All settings can be configured via environment variables instead of CLI flags:

| Variable | CLI Flag | Default |
|----------|----------|---------|
| `AUTOGLM_BASE_URL` | `--base-url` | (none) |
| `AUTOGLM_MODEL_NAME` | `--model` | `autoglm-phone-9b` |
| `AUTOGLM_API_KEY` | `--apikey` | (none) |
| `AUTOGLM_ADB_PATH` | — | auto-detect |
| `AUTOGLM_LOG_LEVEL` | `--log-level` | `INFO` |
| `AUTOGLM_CORS_ORIGINS` | — | `http://localhost:3000` |

---

## Command Quick Reference

```bash
# Install and start (one-liner)
uvx autoglm-gui --base-url {MODEL_API_URL} --model {MODEL_NAME} --apikey {API_KEY} --no-browser --port 8000

# Health check
curl -s http://127.0.0.1:8000/api/health

# List devices
curl -s http://127.0.0.1:8000/api/devices

# Execute task
curl -X POST http://127.0.0.1:8000/api/chat -H "Content-Type: application/json" -d '{"device_id":"{DEVICE_ID}","message":"open Settings"}'

# Screenshot
curl -X POST http://127.0.0.1:8000/api/screenshot -H "Content-Type: application/json" -d '{"device_id":"{DEVICE_ID}"}'

# Abort task
curl -X POST http://127.0.0.1:8000/api/chat/abort -H "Content-Type: application/json" -d '{"device_id":"{DEVICE_ID}"}'

# Get config
curl -s http://127.0.0.1:8000/api/config

# MCP endpoint (for Claude/Cursor)
# http://127.0.0.1:8000/mcp
```

---

## Notes

- **No authentication required:** The API server does not require Bearer tokens or API keys for its own endpoints.
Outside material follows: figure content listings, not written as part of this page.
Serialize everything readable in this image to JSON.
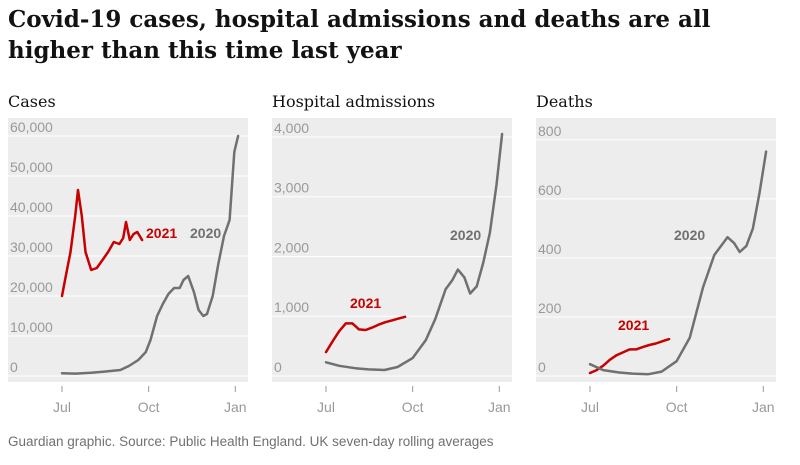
{
  "title": "Covid-19 cases, hospital admissions and deaths are all higher than this time last year",
  "source": "Guardian graphic. Source: Public Health England. UK seven-day rolling averages",
  "colors": {
    "y2021": "#c70000",
    "y2020": "#707070",
    "plot_bg": "#ededed",
    "grid": "#ffffff",
    "tick_text": "#999999"
  },
  "x_ticks": [
    "Jul",
    "Oct",
    "Jan"
  ],
  "chart_data": [
    {
      "type": "line",
      "title": "Cases",
      "ylim": [
        0,
        62000
      ],
      "yticks": [
        0,
        10000,
        20000,
        30000,
        40000,
        50000,
        60000
      ],
      "ytick_labels": [
        "0",
        "10,000",
        "20,000",
        "30,000",
        "40,000",
        "50,000",
        "60,000"
      ],
      "x_domain": [
        "Jul 1",
        "Jan 6"
      ],
      "series": [
        {
          "name": "2021",
          "x": [
            "Jul 1",
            "Jul 5",
            "Jul 10",
            "Jul 15",
            "Jul 18",
            "Jul 22",
            "Jul 26",
            "Aug 1",
            "Aug 7",
            "Aug 13",
            "Aug 19",
            "Aug 25",
            "Aug 31",
            "Sep 4",
            "Sep 7",
            "Sep 11",
            "Sep 15",
            "Sep 19",
            "Sep 24"
          ],
          "y": [
            20000,
            25000,
            31000,
            40000,
            46500,
            40000,
            31000,
            26500,
            27000,
            29000,
            31000,
            33500,
            33000,
            34500,
            38500,
            34000,
            35500,
            36000,
            34000
          ]
        },
        {
          "name": "2020",
          "x": [
            "Jul 1",
            "Jul 15",
            "Aug 1",
            "Aug 15",
            "Sep 1",
            "Sep 10",
            "Sep 20",
            "Sep 28",
            "Oct 3",
            "Oct 10",
            "Oct 16",
            "Oct 22",
            "Oct 28",
            "Nov 3",
            "Nov 7",
            "Nov 12",
            "Nov 18",
            "Nov 23",
            "Nov 28",
            "Dec 2",
            "Dec 8",
            "Dec 14",
            "Dec 20",
            "Dec 26",
            "Dec 31",
            "Jan 4"
          ],
          "y": [
            700,
            600,
            800,
            1100,
            1500,
            2500,
            4000,
            6000,
            9000,
            15000,
            18000,
            20500,
            22000,
            22000,
            24000,
            25000,
            21000,
            16500,
            15000,
            15500,
            20000,
            28000,
            35000,
            39000,
            56000,
            60000
          ]
        }
      ]
    },
    {
      "type": "line",
      "title": "Hospital admissions",
      "ylim": [
        0,
        4150
      ],
      "yticks": [
        0,
        1000,
        2000,
        3000,
        4000
      ],
      "ytick_labels": [
        "0",
        "1,000",
        "2,000",
        "3,000",
        "4,000"
      ],
      "x_domain": [
        "Jul 1",
        "Jan 6"
      ],
      "series": [
        {
          "name": "2021",
          "x": [
            "Jul 1",
            "Jul 8",
            "Jul 15",
            "Jul 22",
            "Jul 29",
            "Aug 5",
            "Aug 12",
            "Aug 19",
            "Aug 26",
            "Sep 2",
            "Sep 9",
            "Sep 16",
            "Sep 23"
          ],
          "y": [
            400,
            580,
            750,
            880,
            880,
            780,
            770,
            810,
            860,
            900,
            930,
            960,
            990
          ]
        },
        {
          "name": "2020",
          "x": [
            "Jul 1",
            "Jul 15",
            "Aug 1",
            "Aug 15",
            "Sep 1",
            "Sep 15",
            "Oct 1",
            "Oct 15",
            "Oct 25",
            "Nov 5",
            "Nov 12",
            "Nov 18",
            "Nov 25",
            "Dec 1",
            "Dec 8",
            "Dec 15",
            "Dec 22",
            "Dec 29",
            "Jan 4"
          ],
          "y": [
            230,
            170,
            130,
            110,
            100,
            150,
            300,
            600,
            950,
            1450,
            1600,
            1780,
            1650,
            1380,
            1500,
            1900,
            2400,
            3200,
            4050
          ]
        }
      ]
    },
    {
      "type": "line",
      "title": "Deaths",
      "ylim": [
        0,
        840
      ],
      "yticks": [
        0,
        200,
        400,
        600,
        800
      ],
      "ytick_labels": [
        "0",
        "200",
        "400",
        "600",
        "800"
      ],
      "x_domain": [
        "Jul 1",
        "Jan 6"
      ],
      "series": [
        {
          "name": "2021",
          "x": [
            "Jul 1",
            "Jul 8",
            "Jul 15",
            "Jul 22",
            "Jul 29",
            "Aug 5",
            "Aug 12",
            "Aug 19",
            "Aug 26",
            "Sep 2",
            "Sep 9",
            "Sep 16",
            "Sep 23"
          ],
          "y": [
            10,
            20,
            35,
            55,
            70,
            80,
            90,
            90,
            98,
            105,
            110,
            118,
            125
          ]
        },
        {
          "name": "2020",
          "x": [
            "Jul 1",
            "Jul 15",
            "Aug 1",
            "Aug 15",
            "Sep 1",
            "Sep 15",
            "Oct 1",
            "Oct 15",
            "Oct 29",
            "Nov 10",
            "Nov 17",
            "Nov 24",
            "Dec 1",
            "Dec 7",
            "Dec 14",
            "Dec 21",
            "Dec 28",
            "Jan 4"
          ],
          "y": [
            40,
            20,
            12,
            8,
            6,
            15,
            50,
            130,
            300,
            410,
            440,
            470,
            450,
            420,
            440,
            500,
            620,
            760
          ]
        }
      ]
    }
  ]
}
The `--apikey` flag is for the upstream model API, not for accessing AutoGLM-GUI itself.
- **Single device concurrency:** Each device can only run one task at a time. Attempting to send a second task to a busy device returns HTTP 409.
- **ADB auto-download:** If ADB is not found in PATH, AutoGLM-GUI will automatically download Android Platform Tools (~12MB) to `~/.cache/autoglm/platform-tools/`.
- **Coordinate system:** Touch coordinates (`/api/control/tap`, `/api/control/swipe`) use a 0-10000 normalized range, not pixel coordinates.

## ⚠️ Important

- **CRITICAL:** AutoGLM-GUI controls a real Android device. Tasks like "delete all messages" or "uninstall apps" will execute immediately with no undo. Always confirm destructive actions with the user before sending them to the agent.
- **CRITICAL:** The `--apikey` value is sensitive. Do not log it or include it in error reports.
- **IMPORTANT:** The `message` field in `/api/chat` has a 10,000 character limit.